Career Management for Lawyers: Practical Strategies to Plan your Next Chapter

Rachel Brushfield

£40, the Law Society

★★★✩✩

Life used to be so simple. You qualified, had an assistant’s job, then completed your ambition by becoming a partner before the age of 30; you stayed at the same firm for the rest of your life. Careers for lawyers no longer follow such set patterns. Many start with internships followed by employment as a case worker before the chance of a training contract. Partnership is no longer seen as the short cut to fortune it once was.

Careermanagement

 

Many people give up, or face career changes mid or late career. This book is about how to cope when your working life comes to such a crossroads. These career events may relate to a conscious decision to change direction, a return to work after a career break, or a change imposed by events. Change can mean doing a different type of law, leaving the law completely, or a different way of working, such as consultancy.

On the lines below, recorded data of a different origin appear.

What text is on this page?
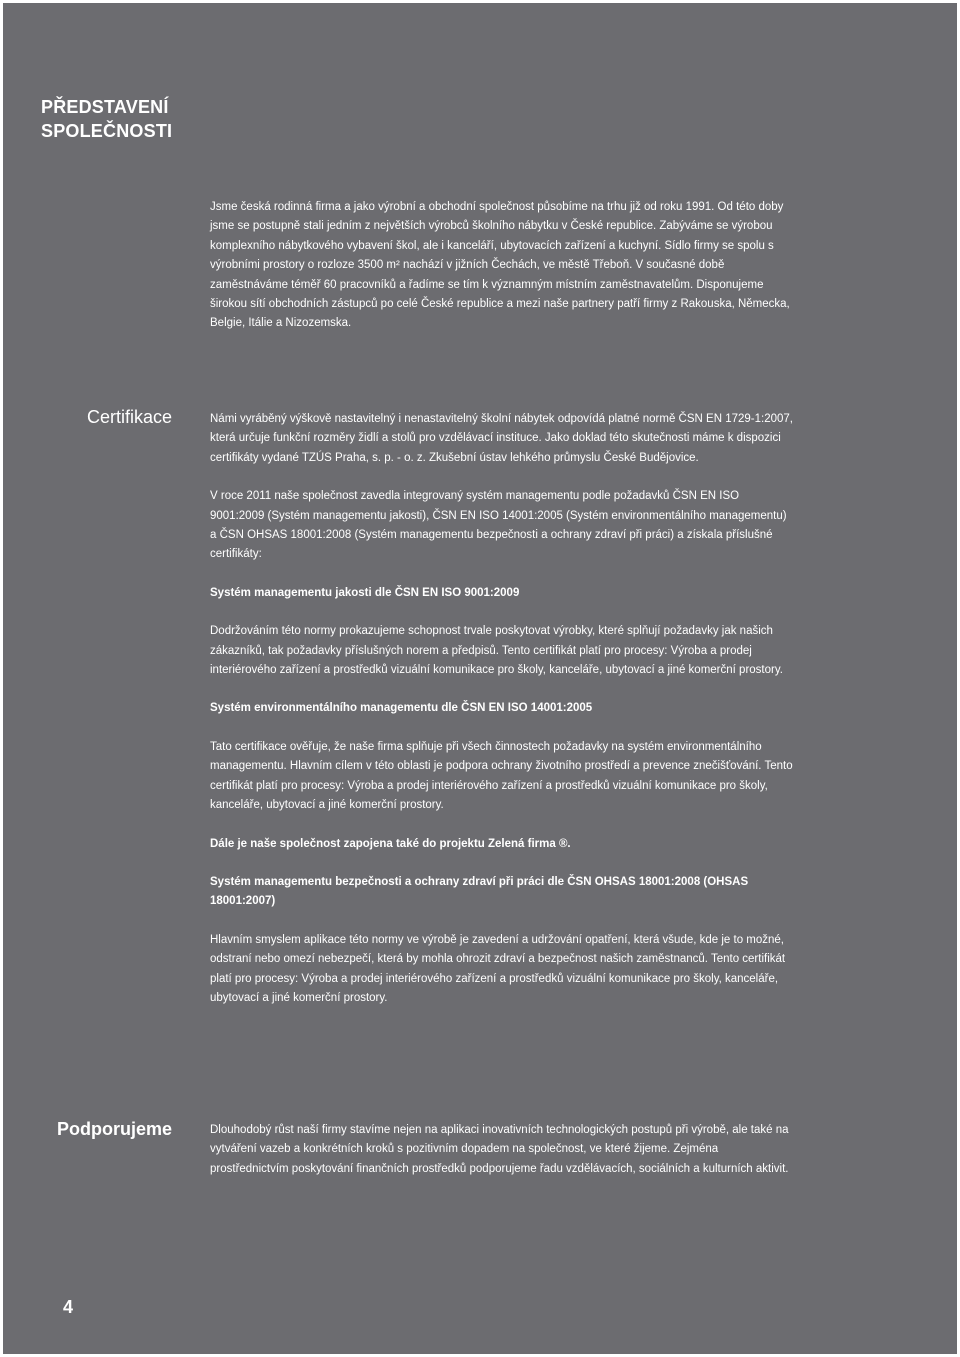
PŘEDSTAVENÍ
SPOLEČNOSTI

Jsme česká rodinná firma a jako výrobní a obchodní společnost působíme na trhu již od roku 1991. Od této doby jsme se postupně stali jedním z největších výrobců školního nábytku v České republice. Zabýváme se výrobou komplexního nábytkového vybavení škol, ale i kanceláří, ubytovacích zařízení a kuchyní. Sídlo firmy se spolu s výrobními prostory o rozloze 3500 m² nachází v jižních Čechách, ve městě Třeboň. V současné době zaměstnáváme téměř 60 pracovníků a řadíme se tím k významným místním zaměstnavatelům. Disponujeme širokou sítí obchodních zástupců po celé České republice a mezi naše partnery patří firmy z Rakouska, Německa, Belgie, Itálie a Nizozemska.

Certifikace	Námi vyráběný výškově nastavitelný i nenastavitelný školní nábytek odpovídá platné normě ČSN EN 1729-1:2007, která určuje funkční rozměry židlí a stolů pro vzdělávací instituce. Jako doklad této skutečnosti máme k dispozici certifikáty vydané TZÚS Praha, s. p. - o. z. Zkušební ústav lehkého průmyslu České Budějovice.

V roce 2011 naše společnost zavedla integrovaný systém managementu podle požadavků ČSN EN ISO 9001:2009 (Systém managementu jakosti), ČSN EN ISO 14001:2005 (Systém environmentálního managementu) a ČSN OHSAS 18001:2008 (Systém managementu bezpečnosti a ochrany zdraví při práci) a získala příslušné certifikáty:

Systém managementu jakosti dle ČSN EN ISO 9001:2009

Dodržováním této normy prokazujeme schopnost trvale poskytovat výrobky, které splňují požadavky jak našich zákazníků, tak požadavky příslušných norem a předpisů. Tento certifikát platí pro procesy: Výroba a prodej interiérového zařízení a prostředků vizuální komunikace pro školy, kanceláře, ubytovací a jiné komerční prostory.

Systém environmentálního managementu dle ČSN EN ISO 14001:2005

Tato certifikace ověřuje, že naše firma splňuje při všech činnostech požadavky na systém environmentálního managementu. Hlavním cílem v této oblasti je podpora ochrany životního prostředí a prevence znečišťování. Tento certifikát platí pro procesy: Výroba a prodej interiérového zařízení a prostředků vizuální komunikace pro školy, kanceláře, ubytovací a jiné komerční prostory.

Dále je naše společnost zapojena také do projektu Zelená firma ®.

Systém managementu bezpečnosti a ochrany zdraví při práci dle ČSN OHSAS 18001:2008 (OHSAS 18001:2007)

Hlavním smyslem aplikace této normy ve výrobě je zavedení a udržování opatření, která všude, kde je to možné, odstraní nebo omezí nebezpečí, která by mohla ohrozit zdraví a bezpečnost našich zaměstnanců. Tento certifikát platí pro procesy: Výroba a prodej interiérového zařízení a prostředků vizuální komunikace pro školy, kanceláře, ubytovací a jiné komerční prostory.

Podporujeme	Dlouhodobý růst naší firmy stavíme nejen na aplikaci inovativních technologických postupů při výrobě, ale také na vytváření vazeb a konkrétních kroků s pozitivním dopadem na společnost, ve které žijeme. Zejména prostřednictvím poskytování finančních prostředků podporujeme řadu vzdělávacích, sociálních a kulturních aktivit.

4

Brushfield’s book is useful as there is little guidance on how to cope with such career dilemmas. As lawyers, we are good at solving other people’s issues but not always our own. We invest so much work, time and effort into becoming a lawyer it is not surprising that we find change difficult. If you have a proud family that supported you through training, it is difficult to tell them you have changed your mind and want to do something else, even though that might be the right move.

In setting out strategies for managing change, this book has a set of self-assessment tools in the form of questionnaires, and advice on how to move on. There are interesting case studies of people who have changed direction. There is also guidance on ‘building your (own) brand’ which is an interesting way of looking at writing CVs. I am surprised that judicial appointments do not figure more in this book, whether full- or part-time, as that is an option for some people.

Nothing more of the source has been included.